Liver tyrosine kinase activation during early stages of chemical hepatocarcinogenesis.

Protein phosphorylation at tyrosine residues is believed to be involved in several important cellular processes because tyrosine-specific protein kinase activation is associated with stimulation of cellular proliferation by hormones and growth factors, embryogenesis, and retroviral cell transformation. Because cell proliferation is thought to be an essential component of chemical carcinogenesis, liver tyrosine-specific protein kinase activity was examined during the early stages of the Solt and Farber chemical hepatocarcinogenesis model. Rats were given diethylnitrosamine in one dose (200 mg/kg, IP) followed by 2 weeks of dietary 0.02% 2-acetylamino-fluorene starting at day 14 after diethylnitrosamine, followed by partial hepatectomy on day 21. By day 32 this regimen produces a relatively synchronized population of hyperplastic liver nodules up to 1.5 mm in diameter. Rats were sacrificed on day 32, their livers were perfused with cold normal saline, homogenized, and centrifuged at 1,000g for 10 min. The resulting supernatant was centrifuged at 30,000g for 30 min and the pellet was assayed for tyrosine kinase activity using the synthetic peptide [Val5]angiotensin II as substrate.

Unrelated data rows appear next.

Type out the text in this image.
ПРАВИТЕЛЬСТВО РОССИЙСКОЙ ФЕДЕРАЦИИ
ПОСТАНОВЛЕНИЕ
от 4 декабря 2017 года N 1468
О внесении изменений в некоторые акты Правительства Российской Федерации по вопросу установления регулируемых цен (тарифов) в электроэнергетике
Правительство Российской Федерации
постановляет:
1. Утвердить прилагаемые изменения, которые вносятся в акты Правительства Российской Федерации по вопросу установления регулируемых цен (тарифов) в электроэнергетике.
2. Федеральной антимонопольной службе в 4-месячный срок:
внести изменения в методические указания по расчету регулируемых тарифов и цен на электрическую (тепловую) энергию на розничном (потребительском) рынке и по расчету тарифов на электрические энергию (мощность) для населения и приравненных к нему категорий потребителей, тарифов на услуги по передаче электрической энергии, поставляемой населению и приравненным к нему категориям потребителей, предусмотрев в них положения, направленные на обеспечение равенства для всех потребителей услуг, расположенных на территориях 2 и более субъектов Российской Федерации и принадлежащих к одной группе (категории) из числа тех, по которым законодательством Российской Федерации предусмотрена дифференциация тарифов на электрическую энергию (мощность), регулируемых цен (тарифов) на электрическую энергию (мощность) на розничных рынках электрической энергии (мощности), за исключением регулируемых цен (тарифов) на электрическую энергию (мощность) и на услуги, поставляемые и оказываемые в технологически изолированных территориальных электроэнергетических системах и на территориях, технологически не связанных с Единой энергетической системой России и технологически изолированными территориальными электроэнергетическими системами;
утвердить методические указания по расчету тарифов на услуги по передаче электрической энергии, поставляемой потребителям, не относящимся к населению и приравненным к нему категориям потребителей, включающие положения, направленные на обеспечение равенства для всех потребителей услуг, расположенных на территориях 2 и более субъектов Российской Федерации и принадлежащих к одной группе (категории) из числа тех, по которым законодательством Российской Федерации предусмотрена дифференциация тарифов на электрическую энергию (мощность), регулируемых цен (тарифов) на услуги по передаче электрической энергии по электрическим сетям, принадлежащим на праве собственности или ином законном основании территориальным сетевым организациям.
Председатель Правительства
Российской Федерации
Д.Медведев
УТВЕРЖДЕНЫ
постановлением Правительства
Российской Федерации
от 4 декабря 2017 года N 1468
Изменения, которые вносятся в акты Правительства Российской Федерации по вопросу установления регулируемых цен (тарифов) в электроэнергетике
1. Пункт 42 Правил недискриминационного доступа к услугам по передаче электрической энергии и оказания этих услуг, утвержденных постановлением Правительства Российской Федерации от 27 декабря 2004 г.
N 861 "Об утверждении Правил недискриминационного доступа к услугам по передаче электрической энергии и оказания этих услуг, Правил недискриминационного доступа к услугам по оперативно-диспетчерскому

Rats that received the complete regimen had a 2.6-fold increase in their liver tyrosine kinase activity as compared to sham controls (2.4 pmoles/min/mg protein vs 6.4 pmoles/min/mg protein, P less than .05). In contrast, rats that received a partial regimen (ie, partial hepatectomy, or 2-acetylaminofluorene + partial hepatectomy, or diethylnitrosamine + 2-acetylaminofluorene) did not have elevated tyrosine kinase activity nor did they have hyperplastic nodules. These preliminary data suggest that activation of liver tyrosine kinase is associated with the very early stages of chemical hepatocarcinogenesis.